Ce 3 mai, le parquet de Paris a requis un non-lieu dans l'enquête sur l'inaction reprochée à l'armée française lors des massacres de Tutsi fin juin 1994. Les cinq hauts gradés français dans le collimateur de la justice n'ont pas été mis en examen.

Le parquet de Paris a requis un non-lieu général dans l'enquête sur l'inaction reprochée à l'armée française lors des massacres de Tutsi dans les collines de Bisesero fin juin 1994, pendant le génocide, selon des sources proches du dossier citées par l'AFP ce 3 mai.  

Les cinq officiers généraux français de l'opération Turquoise visés par l'enquête n'ayant pas été mis en examen, les magistrats devraient logiquement ordonner un non-lieu, à moins qu'ils ne décident de relancer les investigations, comme réclamé récemment par des associations et des rescapés après la publication du rapport Duclert sur le rôle de la France au Rwanda.

Dans un communiqué, le procureur de Paris Rémy Heitz a expliqué que le parquet de Paris avait considéré que n'a été «établie aucune aide ou assistance des forces militaires françaises lors de la commission d'exactions, aucune adhésion de ces dernières au projet criminel poursuivi par les forces génocidaires ni aucune abstention d’intervenir face à des crimes constitutifs d’un génocide ou de crimes contre l'humanité en vertu d'un accord antérieur.» 

«Ce réquisitoire est navrant et affligeant juridiquement»

En outre, le parquet n'écarte pas la possibilité que la non-intervention des militaires soit constitutive d'une «non-assistance à personne en péril», mais conclut que cet éventuel délit est quoi qu'il en soit prescrit, selon les réquisitions auxquelles l'AFP a eu accès. «Ce réquisitoire est navrant et affligeant juridiquement», a déclaré Eric Plouvier, l'avocat de Survie, dénonçant «un déni de justice». 

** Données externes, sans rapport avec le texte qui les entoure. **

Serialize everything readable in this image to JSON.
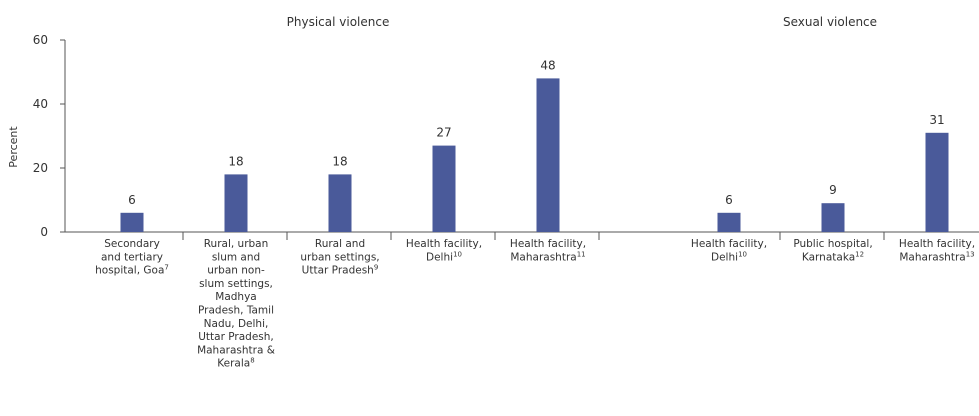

Depuis 2005, les associations Survie, Ibuka, Fidh et six rescapés de Bisesero accusent la force Turquoise, déployée au Rwanda sous mandat de l'ONU pour faire cesser les massacres, d'avoir sciemment abandonné aux génocidaires pendant trois jours des centaines de Tutsi réfugiés dans les collines de Bisesero, dans l'ouest du pays.

Selon l'ONU, les massacres ont fait plus de 800 000 morts entre avril et juillet 1994, essentiellement au sein de la minorité tutsi.

Pendant l'instruction, cinq hauts gradés français – dont le chef de Turquoise, le général Jean-Claude Lafourcade – ont été entendus par les juges et sont restés placés sous le statut de témoin assisté, moins incriminant que celui de mis en examen qui ouvre, lui, la voie à un éventuel procès. Un choix contesté par les parties civiles, qui réclament un procès «en complicité de génocide» contre ces officiers mais aussi contre l'entourage, jamais visé par l'enquête, de l'ancien président François Mitterrand.

Pour les plaignants, le rapport publié en mars par la commission présidée par l'historien Vincent Duclert sur la politique française au Rwanda entre 1990 et 1994 a révélé «des charges nouvelles», qui justifient de relancer l'enquête et d'auditionner enfin de hauts responsables de l'Elysée de l'époque.

La décision finale revient désormais aux juges d'instruction.